El recio soldado titubeó durante un momento, y observó detenidamente el rostro de Dante. A aquellas alturas, el poeta imaginó que le habría identificado ya como el misterioso acompañante del joven caballero.
—Muchas visitas reciben hoy esos desgraciados —comentó el sargento, con una sonrisa que no acababa de encubrir las dudas respecto a su obligación—. No se me ha informado de que deban tener ninguna más.
Dante comprendió que le estaba tanteando y fue capaz de leer la incertidumbre en su mirada. Precisaba una respuesta rápida y creíble.
—Ve a preguntárselo entonces a messer Francesco —contestó seco y tajante, sin dejar de mirarle fijamente a los ojos.
Las dudas se hicieron aún más densas para el curtido soldado.
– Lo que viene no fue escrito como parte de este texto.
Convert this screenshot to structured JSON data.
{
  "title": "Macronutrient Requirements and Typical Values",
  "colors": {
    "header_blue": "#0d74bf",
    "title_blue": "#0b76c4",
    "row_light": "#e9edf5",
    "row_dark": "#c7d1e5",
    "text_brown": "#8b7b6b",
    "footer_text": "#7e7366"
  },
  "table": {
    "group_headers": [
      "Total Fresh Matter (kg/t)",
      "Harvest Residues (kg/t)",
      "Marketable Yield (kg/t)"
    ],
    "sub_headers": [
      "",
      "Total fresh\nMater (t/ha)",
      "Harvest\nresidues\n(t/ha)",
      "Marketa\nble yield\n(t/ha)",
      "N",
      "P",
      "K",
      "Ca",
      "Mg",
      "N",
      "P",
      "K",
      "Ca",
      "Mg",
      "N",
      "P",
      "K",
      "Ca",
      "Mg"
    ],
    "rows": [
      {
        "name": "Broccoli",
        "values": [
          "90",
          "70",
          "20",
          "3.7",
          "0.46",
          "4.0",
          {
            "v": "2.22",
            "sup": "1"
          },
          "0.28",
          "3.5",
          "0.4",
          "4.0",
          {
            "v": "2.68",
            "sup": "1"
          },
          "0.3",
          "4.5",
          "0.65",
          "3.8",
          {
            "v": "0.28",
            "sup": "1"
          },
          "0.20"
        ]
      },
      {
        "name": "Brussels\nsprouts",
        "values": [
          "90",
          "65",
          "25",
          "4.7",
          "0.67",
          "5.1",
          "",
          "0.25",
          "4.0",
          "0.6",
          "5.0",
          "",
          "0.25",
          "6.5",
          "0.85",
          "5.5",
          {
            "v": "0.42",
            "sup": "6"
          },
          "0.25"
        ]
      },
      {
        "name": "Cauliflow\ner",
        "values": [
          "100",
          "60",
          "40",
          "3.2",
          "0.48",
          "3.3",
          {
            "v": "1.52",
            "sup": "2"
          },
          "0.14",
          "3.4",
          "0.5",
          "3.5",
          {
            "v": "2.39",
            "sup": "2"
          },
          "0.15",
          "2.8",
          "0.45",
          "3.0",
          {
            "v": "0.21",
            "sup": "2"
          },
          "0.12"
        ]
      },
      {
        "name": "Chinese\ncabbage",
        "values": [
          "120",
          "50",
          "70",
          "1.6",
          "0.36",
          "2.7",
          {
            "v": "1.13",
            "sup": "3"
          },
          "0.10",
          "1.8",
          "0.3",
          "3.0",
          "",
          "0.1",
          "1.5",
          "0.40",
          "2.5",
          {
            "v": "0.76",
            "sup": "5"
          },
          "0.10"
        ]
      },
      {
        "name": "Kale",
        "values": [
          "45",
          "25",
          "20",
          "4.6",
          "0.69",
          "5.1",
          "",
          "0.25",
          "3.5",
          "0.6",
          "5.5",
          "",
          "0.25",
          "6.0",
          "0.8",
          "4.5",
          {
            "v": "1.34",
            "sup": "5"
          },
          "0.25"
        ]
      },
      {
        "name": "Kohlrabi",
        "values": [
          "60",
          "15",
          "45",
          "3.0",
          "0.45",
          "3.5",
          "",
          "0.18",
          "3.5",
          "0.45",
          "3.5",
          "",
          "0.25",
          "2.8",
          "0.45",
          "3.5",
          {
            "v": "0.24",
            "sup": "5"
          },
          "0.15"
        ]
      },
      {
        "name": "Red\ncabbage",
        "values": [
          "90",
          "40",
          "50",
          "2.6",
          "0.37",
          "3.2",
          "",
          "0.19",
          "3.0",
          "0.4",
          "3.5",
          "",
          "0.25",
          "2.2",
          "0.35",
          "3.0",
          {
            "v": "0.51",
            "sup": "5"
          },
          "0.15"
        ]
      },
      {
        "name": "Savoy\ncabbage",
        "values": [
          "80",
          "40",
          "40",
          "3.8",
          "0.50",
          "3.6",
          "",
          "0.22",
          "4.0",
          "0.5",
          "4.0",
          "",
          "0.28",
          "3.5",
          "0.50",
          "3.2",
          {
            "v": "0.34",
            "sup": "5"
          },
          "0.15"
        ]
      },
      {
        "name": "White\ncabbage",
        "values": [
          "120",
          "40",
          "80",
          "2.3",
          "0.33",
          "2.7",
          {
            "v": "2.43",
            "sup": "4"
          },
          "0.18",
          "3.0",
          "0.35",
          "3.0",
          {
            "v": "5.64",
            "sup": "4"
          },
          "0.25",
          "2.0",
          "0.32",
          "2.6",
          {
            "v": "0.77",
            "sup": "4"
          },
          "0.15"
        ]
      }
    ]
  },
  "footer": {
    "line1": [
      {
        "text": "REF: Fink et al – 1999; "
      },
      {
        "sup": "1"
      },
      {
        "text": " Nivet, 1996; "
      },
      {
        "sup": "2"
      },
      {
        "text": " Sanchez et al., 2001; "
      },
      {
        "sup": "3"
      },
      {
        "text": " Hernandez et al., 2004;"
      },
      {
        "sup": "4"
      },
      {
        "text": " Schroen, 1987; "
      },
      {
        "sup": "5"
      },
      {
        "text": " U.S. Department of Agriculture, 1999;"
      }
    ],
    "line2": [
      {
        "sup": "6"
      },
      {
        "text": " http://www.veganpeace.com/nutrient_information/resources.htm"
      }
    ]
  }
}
Por su rostro acuchillado pasó un ligero temblor. Sin duda, consideraba las opciones, pero no estaba dispuesto a poner a prueba el difícil carácter de Francesco. Se encogió de hombros y dirigió un gesto leve hacia los guardianes. Estos, con desgana, envainaron sus armas, casi desilusionados por no haber podido utilizarlas, y franquearon el paso al extraño visitante. El sargento, antes de volver a su guarida, lanzó un comentario desganado para hacer sonreír a sus hombres.
—Disfrutad de la visita.
Dante tomó aire profundamente e inició sin demora el descenso por los desgastados escalones.
—¡Eh! —le sobresaltó una voz a su espalda, mientras una mano le sujetaba por el hombro.
El poeta se volvió lentamente y vio cómo uno de los guardianes, con una sarcástica sonrisa, le tendió una antorcha.
—Necesitaréis esto o bajaréis todos los escalones de una sola vez.